The B.C. Civil Resolution Tribunal has ordered a Burnaby strata to do more about its pigeon problem than tell residents to keep their balconies clear and use fake owls as deterrents.
Tiffany Thoreson, a resident of the Esprit 2 highrise at 7325 Arcola St. in the Edmonds neighbourhood, took her strata to the tribunal over a list of grievances, including pigeons, according to a recent tribunal ruling.
Thoreson said pigeons have infested common property at the building and argued the strata was obligated to hire a pest control company to deal with them.
But the strata said it had done enough and birds roosting in tall buildings was a natural phenomenon in cities.
Tribunal member David Jiang disagreed.
He ruled the strata had “acted unreasonably” in not addressing its pigeon problem; gave it 60 days to come up with two proposals from pest control companies; and ordered it to hold a meeting within 120 days to vote on one or more ways to deal with the troublesome birds.
“I find it unproven that the strata attempted any solutions or seriously investigated the cost to do so,” Jiang wrote. “I find it was obligated to do so, given the complaints of the applicants and other owners over the years.”
Thoreson had personally gotten a quote from a pest control company that found pigeons were “targeting” parts of her building.
“(The pest control company) observed pigeon waste on window ledges and balconies. It also saw pigeons sitting on window ledges and seemingly entering strata lots on floors 11 and 12,” stated the ruling.
Further evidence of the building’s pigeon problem has been dropping for years onto Thoreson’s fifth-floor deck, which is slightly bigger than the balconies above it and therefore catches debris falling from the floors above.
Thoreson submitted photos of some of the items that have landed on her deck, including a dead pigeon, cracked pigeon eggs, pigeon waste, bird seeds, several fake owls, strips of bird spikes and a rubber snake.
Jiang concluded it was likely a person using Thoreson’s deck faced a “non-trivial risk of being hit by pigeon waste.”
Other debris that has landed on Thoreson’s deck since she moved in in 2020 has included cigarette butts, dog toys, gardening materials, garbage, a broom handle and even a metal bar, according to the ruling.
The strata manager initially suggested a large umbrella was the “best solution” to the problem, but Thoreson installed an outdoor canopy tent on the deck instead.
The strata told her to take it down and put up an umbrella or risk fines.
When Thoreson got a quote for an aluminum patio cover, the strata rejected it, saying it wouldn’t “fit the building’s aesthetic," so Thoreson appealed to the tribunal for an order forcing the strata to allow her to install the aluminum patio cover.
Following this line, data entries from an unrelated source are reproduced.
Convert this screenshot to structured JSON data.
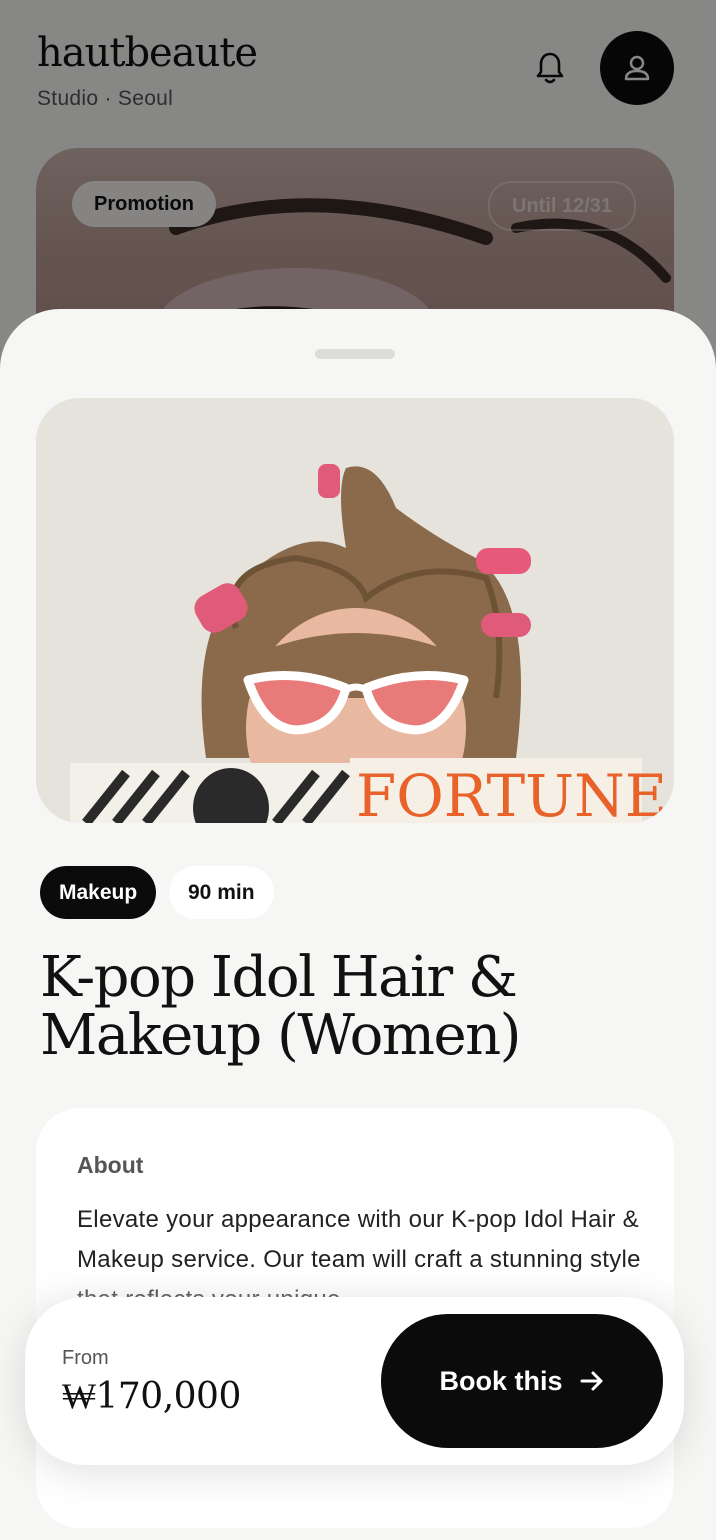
{
  "header": {
    "brand": "hautbeaute",
    "subtitle": "Studio · Seoul"
  },
  "promo": {
    "badge": "Promotion",
    "until": "Until 12/31"
  },
  "service": {
    "category": "Makeup",
    "duration": "90 min",
    "title_line1": "K-pop Idol Hair &",
    "title_line2": "Makeup (Women)",
    "about_label": "About",
    "about_text": "Elevate your appearance with our K-pop Idol Hair & Makeup service. Our team will craft a stunning style that reflects your unique"
  },
  "booking": {
    "from_label": "From",
    "price": "₩170,000",
    "button_label": "Book this"
  },
  "hero_image": {
    "magazine_text": "FORTUNE"
  },
  "icons": {
    "bell": "bell-icon",
    "profile": "user-icon",
    "arrow": "arrow-right-icon"
  },
  "colors": {
    "primary": "#0b0b0b",
    "background": "#f6f6f4",
    "surface": "#ffffff"
  }
}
Jiang said he couldn’t do that because both the patio cover and the tent represented a “significant change” in the use and appearance of common property – and stratas, under the Strata Property Act, aren’t allowed to make such changes unless they are approved by three quarters of the people at an annual general meeting or special general meeting.
But Jiang did order the strata to hold a meeting within 120 days to vote on the aluminum patio cover or another design of Thoreson’s choice.
Jiang also ordered the strata to pay Thoreson $122.50 as partial reimbursement of her tribunal fees.
The CRT is an online, quasi-judicial tribunal that hears strata property disputes of any amount and small claims disputes of $5,000 and less.